It was just a joke. People joke that there are only two ways to change Bulgaria. Terminal one and terminal two. That’s where I got the idea from. There have been three waves of mass emigration. The first was after the changes in 1989. The second was in 1999-2000. That’s when my mother went to France. And now in the last 2 years, another wave has been developing.
If these people come back, do you think they will change things?
There are two models. The first group was the young people who came with the Tsar’s party with some western knowledge. They promoted themselves as young qualified Bulgarians coming to help. Then there was the other Bulgarians who came back and were just disappointed. Either way, I don’t see outside people coming back and changing things.
You’re still here. Why didn’t you go to Terminal One or Terminal Two?
I’ve been there. And I came back. I’m party of this second group of disappointed people.
You could leave again.
I came back for personal reasons. And then I just stayed. Inertia. But the prospect of emigration is always valid.
There’s no positive reason for you to stay?
Maybe something will change and I can help. It’s a minor possibility — nearing zero in probability!
What is your feeling about the prospects of the new Left here in Bulgaria?
The new Left has a hard time and will continue to have a hard time because of this perception that it’s associated with the past. It’s very hard for the new Left to introduce any perspectives. I hope this is not the case but the traditional Left in the form of the BSP may try to coopt this movement.

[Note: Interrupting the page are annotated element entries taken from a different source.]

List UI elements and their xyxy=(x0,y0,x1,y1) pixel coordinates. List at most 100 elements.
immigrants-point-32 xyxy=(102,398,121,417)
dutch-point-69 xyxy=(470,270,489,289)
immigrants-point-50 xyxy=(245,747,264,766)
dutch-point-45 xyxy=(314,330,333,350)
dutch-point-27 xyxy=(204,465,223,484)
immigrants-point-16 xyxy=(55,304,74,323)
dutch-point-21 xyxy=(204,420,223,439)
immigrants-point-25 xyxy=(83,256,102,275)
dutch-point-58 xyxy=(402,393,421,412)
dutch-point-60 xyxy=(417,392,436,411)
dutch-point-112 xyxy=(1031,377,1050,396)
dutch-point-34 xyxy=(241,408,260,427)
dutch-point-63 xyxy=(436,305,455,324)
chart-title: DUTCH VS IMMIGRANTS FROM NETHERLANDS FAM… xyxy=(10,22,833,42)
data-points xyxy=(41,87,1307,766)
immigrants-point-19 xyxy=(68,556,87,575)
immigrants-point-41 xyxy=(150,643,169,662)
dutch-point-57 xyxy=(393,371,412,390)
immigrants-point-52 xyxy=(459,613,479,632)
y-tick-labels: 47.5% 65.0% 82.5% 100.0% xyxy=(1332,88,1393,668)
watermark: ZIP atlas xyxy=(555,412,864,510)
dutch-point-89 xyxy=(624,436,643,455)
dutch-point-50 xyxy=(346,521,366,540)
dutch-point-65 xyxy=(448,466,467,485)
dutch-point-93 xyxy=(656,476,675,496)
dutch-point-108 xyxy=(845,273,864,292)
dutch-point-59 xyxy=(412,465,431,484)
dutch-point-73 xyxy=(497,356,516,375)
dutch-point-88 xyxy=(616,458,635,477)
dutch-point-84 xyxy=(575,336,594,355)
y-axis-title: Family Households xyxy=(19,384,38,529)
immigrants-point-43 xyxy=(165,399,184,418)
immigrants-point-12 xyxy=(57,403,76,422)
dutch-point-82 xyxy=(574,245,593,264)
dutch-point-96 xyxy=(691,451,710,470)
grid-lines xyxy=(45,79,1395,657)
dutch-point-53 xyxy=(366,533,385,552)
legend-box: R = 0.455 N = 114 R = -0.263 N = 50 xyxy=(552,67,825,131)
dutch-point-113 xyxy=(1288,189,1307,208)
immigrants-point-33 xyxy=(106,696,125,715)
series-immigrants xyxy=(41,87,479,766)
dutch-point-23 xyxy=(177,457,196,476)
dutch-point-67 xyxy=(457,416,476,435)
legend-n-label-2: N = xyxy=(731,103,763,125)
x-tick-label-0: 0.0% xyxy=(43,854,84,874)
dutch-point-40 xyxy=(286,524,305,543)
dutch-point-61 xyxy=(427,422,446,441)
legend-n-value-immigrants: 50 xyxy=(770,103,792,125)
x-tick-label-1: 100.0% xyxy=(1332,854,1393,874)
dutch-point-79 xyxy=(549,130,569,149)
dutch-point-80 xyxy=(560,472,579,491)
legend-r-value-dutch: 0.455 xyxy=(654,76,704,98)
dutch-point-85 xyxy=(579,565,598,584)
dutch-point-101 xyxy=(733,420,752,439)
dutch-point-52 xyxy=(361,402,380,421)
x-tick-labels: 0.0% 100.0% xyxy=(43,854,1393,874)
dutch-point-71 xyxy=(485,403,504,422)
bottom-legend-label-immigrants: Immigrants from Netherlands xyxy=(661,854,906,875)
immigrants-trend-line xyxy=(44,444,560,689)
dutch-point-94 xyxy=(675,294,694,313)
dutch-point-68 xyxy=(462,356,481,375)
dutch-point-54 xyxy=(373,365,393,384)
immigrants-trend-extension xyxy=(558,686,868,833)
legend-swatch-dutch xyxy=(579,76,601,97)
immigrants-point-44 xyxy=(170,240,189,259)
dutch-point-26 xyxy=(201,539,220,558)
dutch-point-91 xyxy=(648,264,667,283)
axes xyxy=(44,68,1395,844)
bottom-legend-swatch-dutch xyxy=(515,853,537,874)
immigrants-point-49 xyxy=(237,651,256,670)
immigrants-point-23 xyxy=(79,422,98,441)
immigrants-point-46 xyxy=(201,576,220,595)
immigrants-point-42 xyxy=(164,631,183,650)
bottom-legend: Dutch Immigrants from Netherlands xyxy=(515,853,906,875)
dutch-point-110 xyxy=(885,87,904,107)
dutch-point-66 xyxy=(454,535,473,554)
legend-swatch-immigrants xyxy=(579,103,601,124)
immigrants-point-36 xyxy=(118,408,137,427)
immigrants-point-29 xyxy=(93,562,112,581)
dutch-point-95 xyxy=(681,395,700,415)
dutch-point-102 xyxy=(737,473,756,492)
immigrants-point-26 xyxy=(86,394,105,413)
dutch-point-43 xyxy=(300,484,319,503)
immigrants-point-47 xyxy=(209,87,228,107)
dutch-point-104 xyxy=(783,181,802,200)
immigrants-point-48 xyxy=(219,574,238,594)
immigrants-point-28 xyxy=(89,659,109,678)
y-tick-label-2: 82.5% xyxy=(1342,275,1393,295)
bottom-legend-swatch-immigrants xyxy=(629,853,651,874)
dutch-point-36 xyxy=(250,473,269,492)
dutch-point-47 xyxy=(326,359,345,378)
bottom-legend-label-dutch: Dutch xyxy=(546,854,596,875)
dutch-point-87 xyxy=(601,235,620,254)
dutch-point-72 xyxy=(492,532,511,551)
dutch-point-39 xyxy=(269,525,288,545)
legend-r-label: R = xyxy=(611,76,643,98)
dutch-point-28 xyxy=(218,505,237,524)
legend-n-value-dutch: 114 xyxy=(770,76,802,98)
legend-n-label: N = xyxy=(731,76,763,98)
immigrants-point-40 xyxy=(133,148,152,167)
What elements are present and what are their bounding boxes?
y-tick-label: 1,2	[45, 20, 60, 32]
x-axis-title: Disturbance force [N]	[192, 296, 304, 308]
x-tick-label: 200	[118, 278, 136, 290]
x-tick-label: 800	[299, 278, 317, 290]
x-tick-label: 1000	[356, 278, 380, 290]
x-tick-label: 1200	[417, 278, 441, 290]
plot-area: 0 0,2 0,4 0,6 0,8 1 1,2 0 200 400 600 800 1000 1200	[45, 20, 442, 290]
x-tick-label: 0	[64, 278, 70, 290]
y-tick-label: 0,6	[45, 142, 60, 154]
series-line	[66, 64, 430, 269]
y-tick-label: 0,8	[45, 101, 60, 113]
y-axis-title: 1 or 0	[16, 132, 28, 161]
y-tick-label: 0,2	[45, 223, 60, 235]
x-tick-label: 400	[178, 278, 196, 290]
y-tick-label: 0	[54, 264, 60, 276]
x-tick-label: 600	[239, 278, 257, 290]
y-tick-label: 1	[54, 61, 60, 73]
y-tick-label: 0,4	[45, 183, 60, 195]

Some people have told me that 15-20 percent of the population supports Ataka policies even if its vote count fluctuates. There’s an even larger number that supports a softer extreme nationalism. What do you think?
I think that the core supporters of these extreme nationalists are really marginal. But as you said, the support for this soft nationalism is much larger. What concerns me is that not many politicians or other people address the problems that these supporters of soft nationalism are worried about. It’s a mistake to leave these problems to nationalist parties and organizations. Whether it’s the new Left or the organized parties, someone has to address these concerns or these people will turn to rightwing parties. But I don’t see this happening.